Sollozando, sólo acertó a contestar que no podía seguir hablando y se marchó.
Aquel día, a José se le terminan de abrir los ojos respecto a los supuestos valores que los mandos defienden en aquella institución en la que había creído y confiado. Ante él, de manera inequívoca, acaban de desfilar el deshonor y la mentira con sus medallas. Ni los tenientes coroneles, ni los coroneles, ni los generales —es decir, los más altos responsables de los cuarteles— sienten el menor respeto a la verdad. Han actuado claramente en bloque, de manera que la cúpula del cuartel donde todo ocurrió parece haberse conjurado para ofrecer una versión exculpatoria de quien está acusado de graves delitos. «Ni conocen el significado de la ética ni los valores morales que permanentemente invocan ante la tropa y el resto de los mandos —piensa José—. Tampoco tienen sentido del compañerismo, pues para ellos la lealtad siempre es entendida respecto a los compañeros con más alto grado. No les importa mentir en un juicio para conseguir una medalla, un mejor destino, un mejor IPEC, o quizá simplemente una palmadita en la espalda.»

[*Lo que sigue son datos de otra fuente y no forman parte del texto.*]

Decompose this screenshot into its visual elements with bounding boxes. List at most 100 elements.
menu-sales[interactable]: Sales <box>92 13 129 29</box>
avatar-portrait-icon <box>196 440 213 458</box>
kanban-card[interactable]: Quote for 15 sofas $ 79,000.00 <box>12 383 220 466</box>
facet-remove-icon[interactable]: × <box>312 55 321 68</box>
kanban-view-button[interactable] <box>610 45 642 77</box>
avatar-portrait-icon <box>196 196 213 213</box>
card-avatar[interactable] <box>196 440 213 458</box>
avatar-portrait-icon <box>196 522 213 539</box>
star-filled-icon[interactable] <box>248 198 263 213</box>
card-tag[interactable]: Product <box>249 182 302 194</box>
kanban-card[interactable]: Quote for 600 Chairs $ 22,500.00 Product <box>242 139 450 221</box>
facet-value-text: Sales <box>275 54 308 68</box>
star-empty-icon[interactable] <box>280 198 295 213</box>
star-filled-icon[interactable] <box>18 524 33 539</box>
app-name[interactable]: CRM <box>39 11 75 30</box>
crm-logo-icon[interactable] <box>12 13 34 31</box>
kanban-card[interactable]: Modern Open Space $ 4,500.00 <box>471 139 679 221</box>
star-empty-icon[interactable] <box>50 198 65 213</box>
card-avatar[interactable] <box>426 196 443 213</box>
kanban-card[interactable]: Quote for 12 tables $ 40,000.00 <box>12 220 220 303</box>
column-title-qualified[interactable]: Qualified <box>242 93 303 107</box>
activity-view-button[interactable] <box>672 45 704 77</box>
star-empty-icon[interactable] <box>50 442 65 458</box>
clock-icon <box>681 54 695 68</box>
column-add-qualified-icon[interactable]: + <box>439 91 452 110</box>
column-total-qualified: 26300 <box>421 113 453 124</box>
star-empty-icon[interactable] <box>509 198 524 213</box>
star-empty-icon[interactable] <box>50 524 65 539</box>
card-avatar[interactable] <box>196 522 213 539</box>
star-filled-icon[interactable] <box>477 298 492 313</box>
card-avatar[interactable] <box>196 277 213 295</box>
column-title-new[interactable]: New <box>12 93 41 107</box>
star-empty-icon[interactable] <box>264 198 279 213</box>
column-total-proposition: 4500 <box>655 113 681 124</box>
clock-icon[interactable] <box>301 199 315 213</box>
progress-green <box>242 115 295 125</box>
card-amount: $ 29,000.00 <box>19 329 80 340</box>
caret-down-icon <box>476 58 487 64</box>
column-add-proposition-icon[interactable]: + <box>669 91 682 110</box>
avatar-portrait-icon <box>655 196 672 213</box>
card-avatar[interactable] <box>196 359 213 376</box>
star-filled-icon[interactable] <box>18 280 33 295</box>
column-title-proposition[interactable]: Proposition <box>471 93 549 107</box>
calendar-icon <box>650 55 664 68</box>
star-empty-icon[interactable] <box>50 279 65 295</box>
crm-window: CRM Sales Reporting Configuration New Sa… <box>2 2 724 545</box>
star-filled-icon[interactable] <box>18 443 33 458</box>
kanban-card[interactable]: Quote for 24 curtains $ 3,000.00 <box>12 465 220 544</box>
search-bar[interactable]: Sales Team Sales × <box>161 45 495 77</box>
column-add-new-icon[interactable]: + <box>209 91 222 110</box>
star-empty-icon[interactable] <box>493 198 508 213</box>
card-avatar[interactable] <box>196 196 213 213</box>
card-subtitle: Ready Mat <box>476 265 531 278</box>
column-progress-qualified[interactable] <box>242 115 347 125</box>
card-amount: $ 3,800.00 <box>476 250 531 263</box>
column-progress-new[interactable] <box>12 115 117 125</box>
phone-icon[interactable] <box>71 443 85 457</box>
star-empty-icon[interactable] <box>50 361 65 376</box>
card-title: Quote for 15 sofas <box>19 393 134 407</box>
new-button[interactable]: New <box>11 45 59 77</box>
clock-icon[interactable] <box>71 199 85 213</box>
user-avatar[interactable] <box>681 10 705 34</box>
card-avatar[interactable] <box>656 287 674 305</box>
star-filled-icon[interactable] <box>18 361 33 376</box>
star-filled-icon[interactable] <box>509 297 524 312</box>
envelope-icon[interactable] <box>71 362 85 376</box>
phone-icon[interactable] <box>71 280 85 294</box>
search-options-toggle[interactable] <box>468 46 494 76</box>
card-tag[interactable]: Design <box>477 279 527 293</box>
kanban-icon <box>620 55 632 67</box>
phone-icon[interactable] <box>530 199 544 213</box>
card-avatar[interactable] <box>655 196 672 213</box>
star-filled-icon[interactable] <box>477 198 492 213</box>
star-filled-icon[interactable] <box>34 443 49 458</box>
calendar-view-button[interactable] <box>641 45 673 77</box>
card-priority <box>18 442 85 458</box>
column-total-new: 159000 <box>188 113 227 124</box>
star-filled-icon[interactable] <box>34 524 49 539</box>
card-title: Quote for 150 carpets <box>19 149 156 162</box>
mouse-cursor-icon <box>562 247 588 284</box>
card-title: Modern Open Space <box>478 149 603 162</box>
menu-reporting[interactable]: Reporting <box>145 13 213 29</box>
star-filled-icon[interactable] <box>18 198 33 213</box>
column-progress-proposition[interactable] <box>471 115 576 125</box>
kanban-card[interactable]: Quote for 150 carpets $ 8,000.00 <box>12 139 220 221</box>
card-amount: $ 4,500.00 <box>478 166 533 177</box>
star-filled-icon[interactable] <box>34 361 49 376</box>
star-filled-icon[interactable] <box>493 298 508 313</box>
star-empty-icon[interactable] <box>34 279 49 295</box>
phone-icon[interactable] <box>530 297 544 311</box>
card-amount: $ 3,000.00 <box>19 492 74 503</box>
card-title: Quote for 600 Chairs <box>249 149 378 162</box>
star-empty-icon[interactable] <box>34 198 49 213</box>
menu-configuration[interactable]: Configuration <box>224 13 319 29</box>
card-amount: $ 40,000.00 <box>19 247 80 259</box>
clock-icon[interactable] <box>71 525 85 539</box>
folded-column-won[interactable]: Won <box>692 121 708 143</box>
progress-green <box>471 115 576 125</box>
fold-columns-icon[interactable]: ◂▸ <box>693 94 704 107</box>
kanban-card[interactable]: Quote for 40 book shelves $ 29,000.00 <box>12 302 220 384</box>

«No tengo cabida en un ejército como éste, y en estas condiciones, no quiero pertenecer a él.» Así piensa José después del bochornoso espectáculo y a pesar de los veinte años de servicio que lleva a sus espaldas.
Con razón, en las conclusiones finales, el abogado de Zaida se congratuló irónicamente de que hubiera en el Ejército de Tierra militares con grado distinto al de teniente coronel o coronel, «porque al llegar a cierta edad, la memoria se vuelve quebradiza», aseguró.
El fiscal no duda en afirmar que toda la cadena de mando estaba al tanto de que Lezcano se propasó con Zaida. El general insaculado no ahorró incluso una reprimenda a los altos mandos, al reprocharles que por haber restado importancia a este asunto —es decir, por ser negligentes en su responsabilidad— habían llegado hasta los tribunales. La responsabilidad de los superiores quedaba sentada de forma visible. El reproche moral más sutil lo formula el abogado del Estado, que se abstiene de realizar una intervención final —en la que se habría esperado que defendiera a Lezcano—, afirmando: «Mi papel no es sólo defender al Ministerio de Defensa, sino al Estado en su conjunto». Únicamente incide en que la indemnización sea la mínima posible y que el Estado no sea responsable subsidiario para no castigar al erario público.
José no olvidará nunca el estremecimiento que sintió cuando uno de los generales del tribunal se dirigió, visiblemente contrariado con lo que estaba pasando, y le espetó a Lezcano: «Me avergüenzo de vestir el mismo uniforme que usted».